Motor Control. 2004 Oct;8(4):484-99. doi: 10.1123/mcj.8.4.484.
The aim of this study was to determine the effects of unilateral deep brain stimulation (DBS) on the control and coordination of grasping forces produced by Parkinson's disease (PD) patients. Ten advanced PD patients with unilateral DBS in the globus pallidus (GPi) or the subthalamic nucleus (STN) (5 patients in each group) performed a functional bimanual dexterous manipulation task. Experiments were performed in the "Off" medication state with DBS "On" and "Off. " DBS resulted in (a) significant clinical improvements, (b) greater maximum grip force for both limbs, (c) reduced movement time, and (d) bilateral coupling of grasping forces. There were no significant differences between the GPi and STN groups for any clinical or kinematic measures. DBS of the GPi and STN leads to an improvement in the motor functioning of advanced PD patients. Improvement in force-timing specification during DBS might allow PD patients to employ a feedforward method of force control.

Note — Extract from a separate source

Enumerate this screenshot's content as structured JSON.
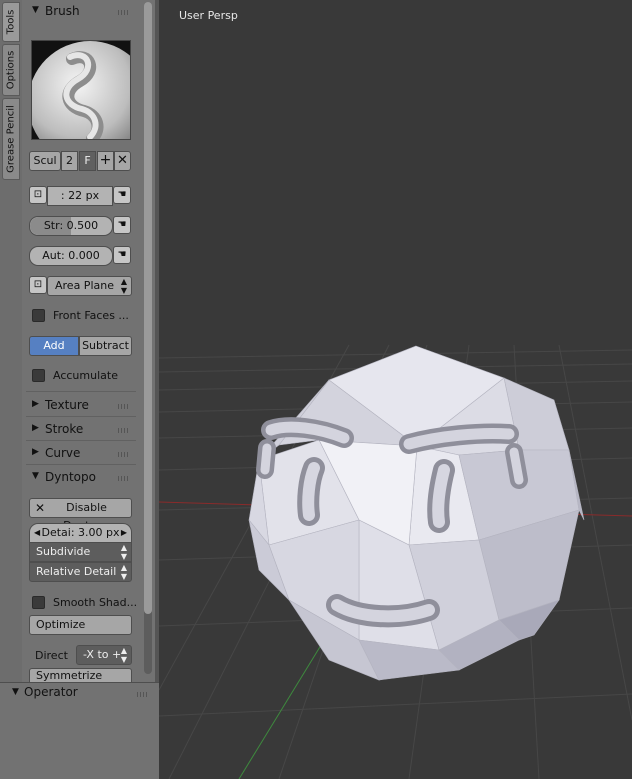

本研究的目的是确定单侧脑深部电刺激(DBS)对帕金森病(PD)患者抓握力控制与协调的影响。十名在苍白球内侧部(GPi)或丘脑底核(STN)接受单侧DBS的晚期PD患者(每组5名患者)进行了功能性双手灵巧操作任务。实验在“关”药状态下进行,DBS分别处于“开”和“关”的状态。DBS导致(a)临床显著改善,(b)双上肢最大握力增加,(c)运动时间缩短,以及(d)抓握力的双侧耦合。在任何临床或运动学指标方面,GPi组和STN组之间均无显著差异。GPi和STN的DBS可改善晚期PD患者的运动功能。DBS期间力-时间规范的改善可能使PD患者采用前馈式力控制方法。